The Hitman's Guide to Housecleaning
Mother Earth.
“If you are,” she adds.
“Yes, of course I’m sorry.”
“That’s good. You’re getting better.”
And here comes the good part. She strokes my cheek with her big white hand. With her strong, soft fingers. If this was a movie, I would now grab her with my Tom Cruise arms and we would kiss like two people eating their first grapefruit after a week in the desert, and then I would tear off her clothes and in one cut we’d be making biblical love on my Old Testament bed. The movie would be titled Trinitatis , containing a love triangle between sinner, priest, and his wife.
“I just think it could be good for you to write them a letter.”
“OK. I’ll think about it.”
Actually, I should write the other sixty-six widows as well. I should write them all a standard sorry letter.
Dear Mrs. ___________,
It is with great regret and a degree of sadness that I write to inform you that it was me who killed your husband. Of course, I know that nothing can replace the love of your life, and no matter how deep my regret will be, it can never bring him back to life.
All the same I want you to try to understand my situation. At the time of your husband’s extermination I was a professional hitman for a certain national organization. Killing was my living. Between the years 2000 and 2006, I killed 67 men. Your husband was only one of many.
Mr. ________________ was hit #__.
I can assure you that his death was among the most memorable on my list. Your husband was a good man. He died with great dignity and did absolutely not complain about his fate.
It is, however, with great pleasure that I inform you that I have now decided to thread a new path in the forest of life. As from May 2006, I am leaving the homicide industry. Shooting people is certainly one of the most difficult jobs you can find. The physical pressure and the psychological strain is very high. And now I have simply had enough.
Therefore I can assure you, in case you have found yourself a new partner (which I want to congratulate you on, if this is the case), that I will not kill your husband again.

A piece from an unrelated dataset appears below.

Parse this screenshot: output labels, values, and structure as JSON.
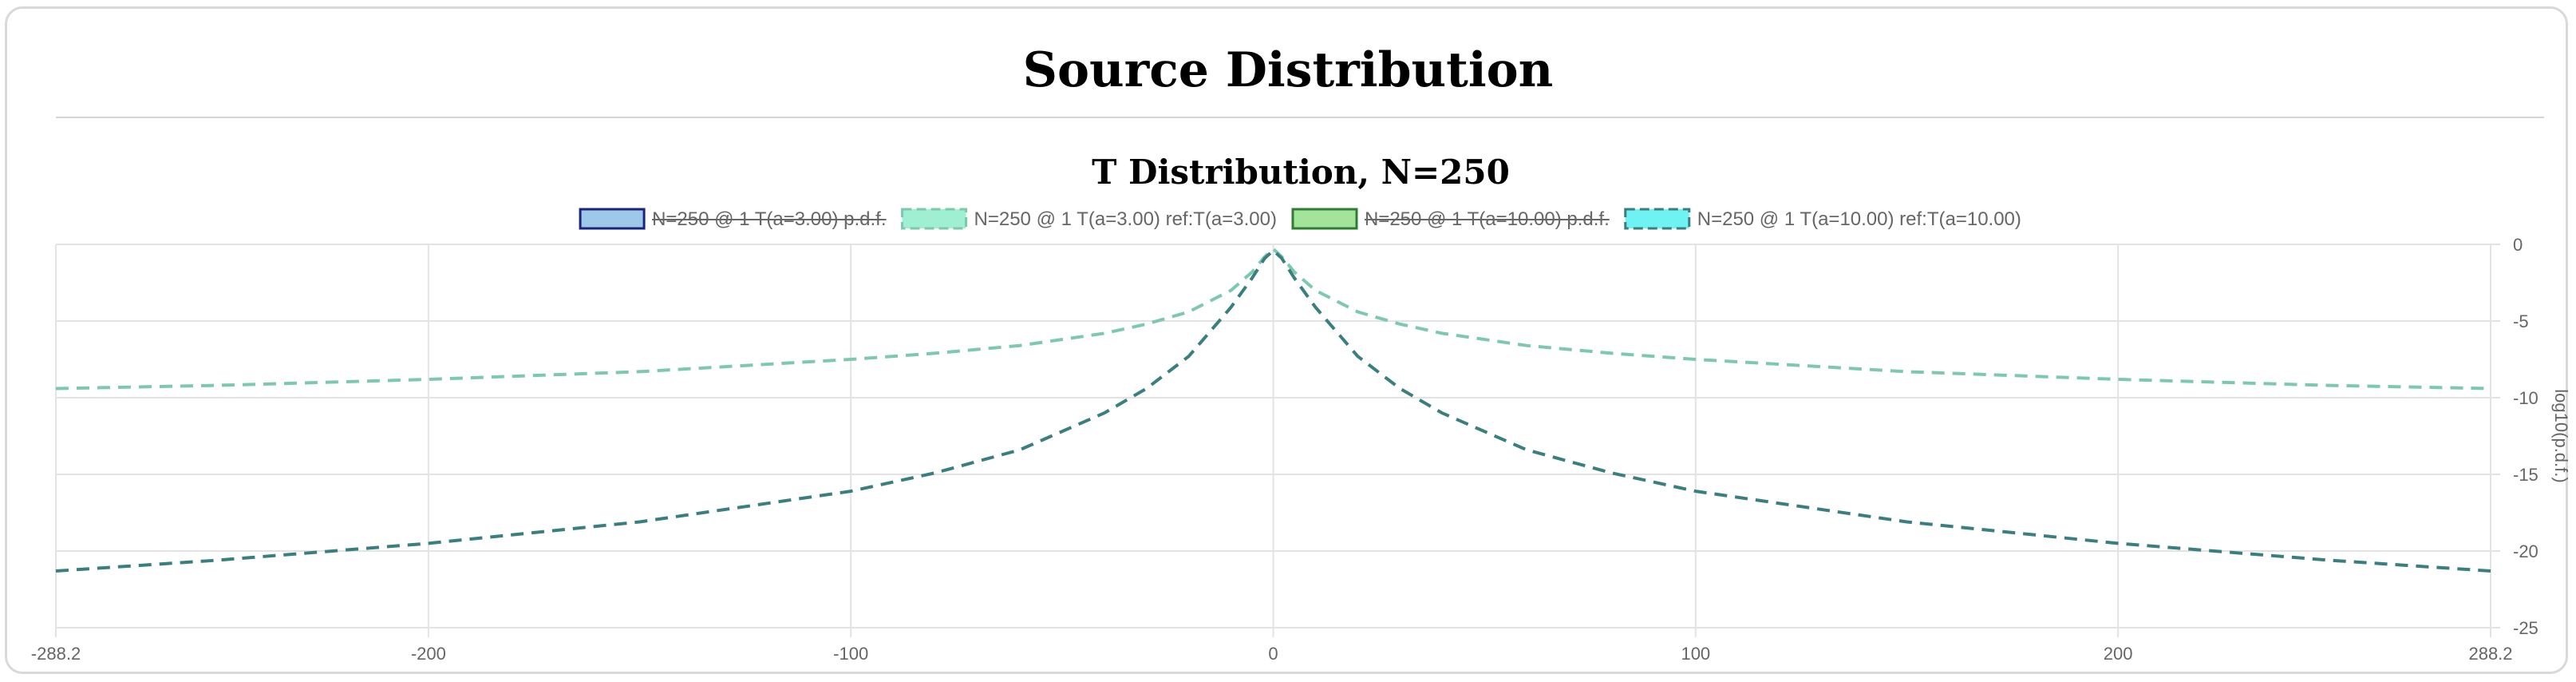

Yours truly —Tomislav Bokšić .
This is the last time I will use my father’s name. It’s dead now. My attempt at suicide wasn’t a complete flop.

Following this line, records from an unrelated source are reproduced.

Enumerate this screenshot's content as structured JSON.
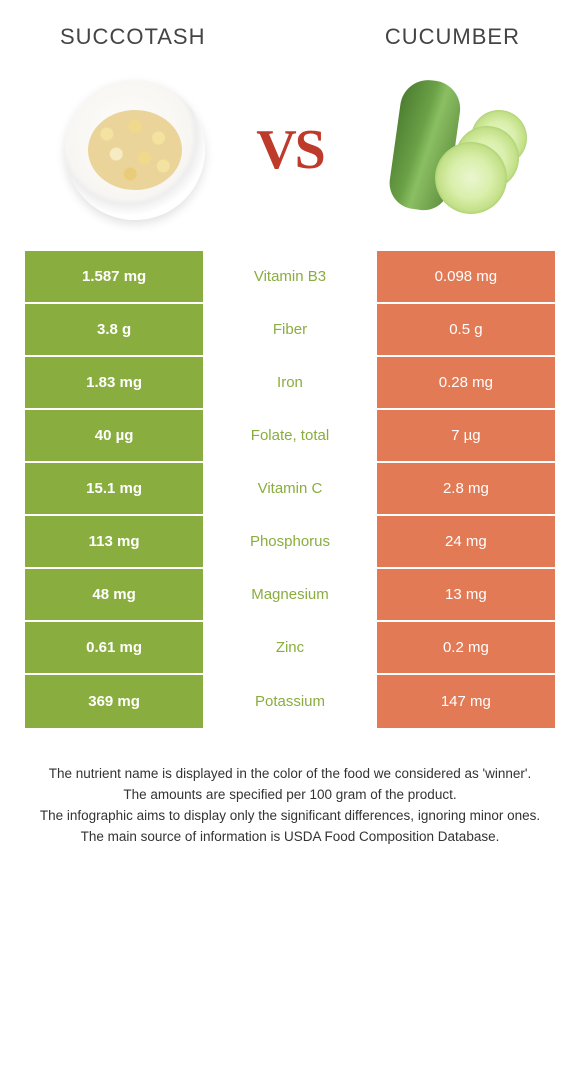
{
  "header": {
    "left_title": "Succotash",
    "right_title": "Cucumber"
  },
  "vs_label": "VS",
  "colors": {
    "left_bg": "#8aad3f",
    "right_bg": "#e27a55",
    "left_text": "#8aad3f",
    "right_text": "#e27a55",
    "vs_color": "#be3a2a"
  },
  "rows": [
    {
      "left": "1.587 mg",
      "label": "Vitamin B3",
      "right": "0.098 mg",
      "winner": "left"
    },
    {
      "left": "3.8 g",
      "label": "Fiber",
      "right": "0.5 g",
      "winner": "left"
    },
    {
      "left": "1.83 mg",
      "label": "Iron",
      "right": "0.28 mg",
      "winner": "left"
    },
    {
      "left": "40 µg",
      "label": "Folate, total",
      "right": "7 µg",
      "winner": "left"
    },
    {
      "left": "15.1 mg",
      "label": "Vitamin C",
      "right": "2.8 mg",
      "winner": "left"
    },
    {
      "left": "113 mg",
      "label": "Phosphorus",
      "right": "24 mg",
      "winner": "left"
    },
    {
      "left": "48 mg",
      "label": "Magnesium",
      "right": "13 mg",
      "winner": "left"
    },
    {
      "left": "0.61 mg",
      "label": "Zinc",
      "right": "0.2 mg",
      "winner": "left"
    },
    {
      "left": "369 mg",
      "label": "Potassium",
      "right": "147 mg",
      "winner": "left"
    }
  ],
  "footnotes": [
    "The nutrient name is displayed in the color of the food we considered as 'winner'.",
    "The amounts are specified per 100 gram of the product.",
    "The infographic aims to display only the significant differences, ignoring minor ones.",
    "The main source of information is USDA Food Composition Database."
  ]
}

The new me comes with a new name. After killing two priests, I’m baptized by two more.
“Good morning, Mister Ólafsson!” Goodmoondoor says as he suddenly appears at the end of my second week in hiding, smiling his teeth out. He hands me a brand-new Icelandic passport sporting my face and my own Icelandic social security number, called kennitala . I’m resurrected under the name of “Tómas Leifur Ólafsson.” The two preachers have a good laugh when they watch me read it. They just can’t control themselves. I don’t know exactly why, but they find it extremely funny.
“Tómas Leifur Ólafsson! Congratulations! You are Icelandic now! You have to learn Icelandic!” Goodmoondoor almost shouts.
I study the passport. It looks impeccable. Even more so than the Chinese-made one for Igor.
“How did you…? Where did you get it?” I ask them.
“It’s made in Iceland! Handmade!”
Goodmoondoor can hardly control his joy, nor can he hide the immense pride he feels from having been able to arrange this illegal artifact.
“I have a friend in the police,” he says and winks at me with the silliest of smiles. “And another one in politic party.”
I want to run outside and laugh myself to death. There is nothing more hilarious in this world than holy men doing illegal things.
They produce another round of laughs when they ask me to say my new name. “Thomas, leave her” is my first, and for me quite logical, attempt. Apparently “Toe Mash Lay Fur” is more like it. They make me say it some ten times before they’re ready to wet my post-Friendly hair with the tap water that Torture makes holy with a blessing and a smile. They’re having the time of their lives.
“Actually, you should have been Tómas Leifur Bogason,” Torture explains. “That’s the direct translation of your Croatian name, and for a long time this was the tradition here in Iceland. Immigrants were forced to take on an Icelandic name that was usually a translation or some version of the original one. But we don’t want to risk anything, do we, so we came up with this one. Ólafsson means ‘son of Ólaf’ and that’s the name of our president.”